Methods: We conducted a prospective study to assess the effect of implementing a PLS exercise on quantification of blood loss in
an operative setting. The PLS exercise consisted of 13 simulation
stations of varying quantities of simulated blood loss paired with
standardized objects of known volume. Eighty-eight individuals
participated including attending physicians, residents, medical
students, and ancillary staff participated in this study. The PLS was
part of regularly scheduled continuing medical education activities;
thus, the sampling used was non-randomized convenience method.
The percent error was calculated for each of the 13 stations. A
subgroup analysis was performed to assess the effect of the years
of experience, size of hemorrhage, and occupation on accuracy.
Univariate analyses for continuous variables were compared using
a one-way ANOVA test. For the comparison of the three groups
(years of experience and size of hemorrhage), a p-value of <0.02
was considered statistically significant and for 5-way comparison
(professional grouping) a P<0.01 was considered significant after
application of the Bonferroni correction (α=0.05). (Part A). To
determine the effect of PLS in a clinical setting, the percent error
of blood loss estimation for cesarean deliveries during the twomonth
period after the PLS exercise was compared to the twomonth
period immediately prior to using the student’s t-test with
P<0.05 as significant (Part B). Statistical analysis was performed
using International Business Machine, Statistical Package for the
Social Sciences, Version 26.0 (IBM SPSS).
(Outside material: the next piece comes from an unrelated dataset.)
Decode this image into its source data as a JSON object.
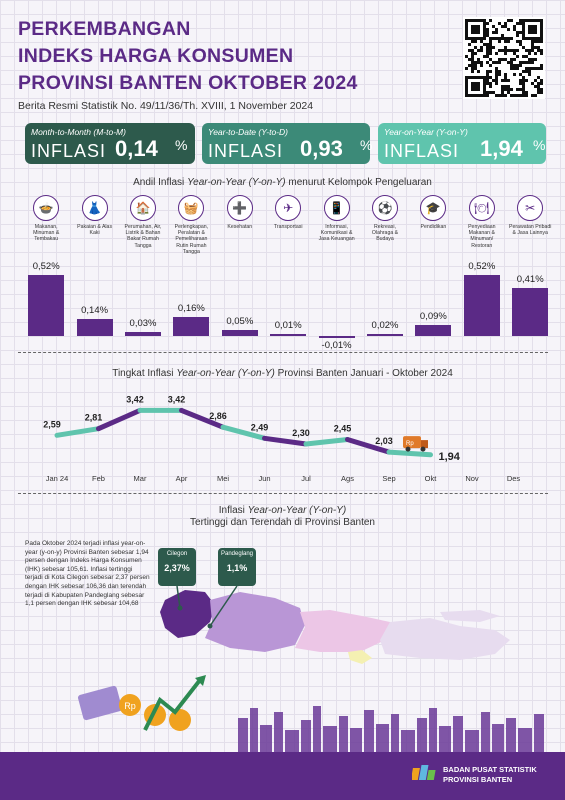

Results: During Part A, the baseline performance of the
participants was evaluated during the PLS activity. The PLS data
showed no significant difference in absolute value of mean percent
error estimation (standard deviation) across professions: student
63.61% (69.74), ob/gyn 56.91% (47.72), ancillary 62.15% (77.90),
general/trauma surgeon 66.70% (65.06), anesthesia 61.51% (63.12).
(P=0.681), or levels of experience 0-5: 62.21% (60.06), 6-10 years:
56.22% (52.66), greater than 10 years: 61.89% (71.89) (P=0.831).
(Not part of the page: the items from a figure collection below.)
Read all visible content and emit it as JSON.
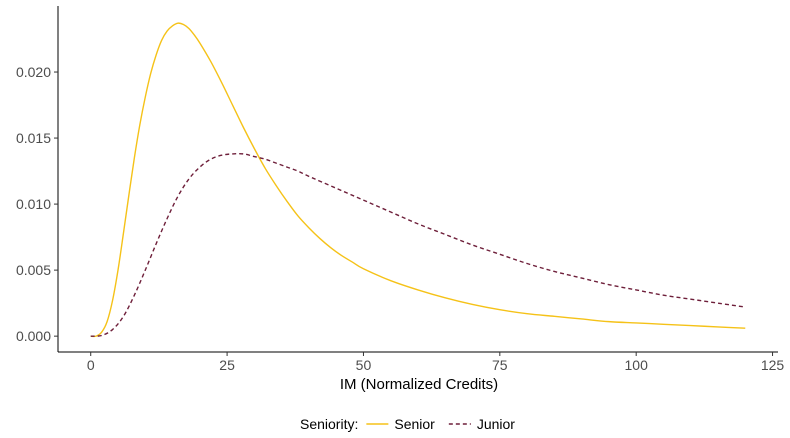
{
  "chart_data": {
    "type": "line",
    "title": "",
    "xlabel": "IM (Normalized Credits)",
    "ylabel": "",
    "xlim": [
      -6,
      126
    ],
    "ylim": [
      -0.0012,
      0.025
    ],
    "x_ticks": [
      0,
      25,
      50,
      75,
      100,
      125
    ],
    "x_tick_labels": [
      "0",
      "25",
      "50",
      "75",
      "100",
      "125"
    ],
    "y_ticks": [
      0.0,
      0.005,
      0.01,
      0.015,
      0.02
    ],
    "y_tick_labels": [
      "0.000",
      "0.005",
      "0.010",
      "0.015",
      "0.020"
    ],
    "grid": false,
    "legend": {
      "title": "Seniority:",
      "position": "bottom"
    },
    "series": [
      {
        "name": "Senior",
        "color": "#f5c218",
        "dash": "solid",
        "x": [
          0,
          1,
          2,
          3,
          4,
          5,
          6,
          7,
          8,
          9,
          10,
          11,
          12,
          13,
          14,
          15,
          16,
          17,
          18,
          19,
          20,
          22,
          24,
          26,
          28,
          30,
          32,
          34,
          36,
          38,
          40,
          42,
          44,
          46,
          48,
          50,
          55,
          60,
          65,
          70,
          75,
          80,
          85,
          90,
          95,
          100,
          105,
          110,
          115,
          120
        ],
        "y": [
          0.0,
          0.0,
          0.0003,
          0.0011,
          0.0027,
          0.005,
          0.0078,
          0.0107,
          0.0135,
          0.016,
          0.0181,
          0.0199,
          0.0213,
          0.0224,
          0.0231,
          0.0235,
          0.0237,
          0.0236,
          0.0233,
          0.0228,
          0.0222,
          0.0208,
          0.0192,
          0.0175,
          0.0158,
          0.0142,
          0.0127,
          0.0114,
          0.0102,
          0.0091,
          0.0082,
          0.0074,
          0.0067,
          0.0061,
          0.0056,
          0.0051,
          0.0042,
          0.0035,
          0.0029,
          0.0024,
          0.002,
          0.0017,
          0.0015,
          0.0013,
          0.0011,
          0.001,
          0.0009,
          0.0008,
          0.0007,
          0.0006
        ]
      },
      {
        "name": "Junior",
        "color": "#6e1f3a",
        "dash": "dashed",
        "x": [
          0,
          2,
          4,
          6,
          8,
          10,
          12,
          14,
          16,
          18,
          20,
          22,
          24,
          26,
          28,
          30,
          32,
          34,
          36,
          38,
          40,
          45,
          50,
          55,
          60,
          65,
          70,
          75,
          80,
          85,
          90,
          95,
          100,
          105,
          110,
          115,
          120
        ],
        "y": [
          0.0,
          5e-05,
          0.0005,
          0.0015,
          0.0031,
          0.005,
          0.007,
          0.0089,
          0.0106,
          0.0119,
          0.0128,
          0.0134,
          0.0137,
          0.0138,
          0.0138,
          0.0136,
          0.0134,
          0.0131,
          0.0128,
          0.0125,
          0.0121,
          0.0112,
          0.0103,
          0.0094,
          0.0085,
          0.0077,
          0.0069,
          0.0062,
          0.0055,
          0.0049,
          0.0044,
          0.0039,
          0.0035,
          0.0031,
          0.0028,
          0.0025,
          0.0022
        ]
      }
    ]
  }
}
However, mean percent error of estimation was higher when
participants estimated smaller samples 77.7% (104.73) compared to either medium 56.8% (49.06) or large 57.9% (46.19) samples
(P<0.001). For Part B, 179 cesarean deliveries occurred during
the pre-intervention period and 193 occurred during the postintervention
period. Mean error in provider estimation of blood
loss significantly improved from 47% (68.51) pre-intervention to
31% (32.70) post-intervention (P=0.009).
Conclusion: We believe our described PLS activity was effective
in teaching techniques for visual blood loss estimation. This
was reflected by improved competency in a clinical setting,
demonstrated by more accurate visually estimated blood loss
during the period immediately following simulation activity
compared to a prior time frame. Further research is needed to
assess the impact of simulation activities on patient outcomes, such as utilization of blood products and patient morbidity.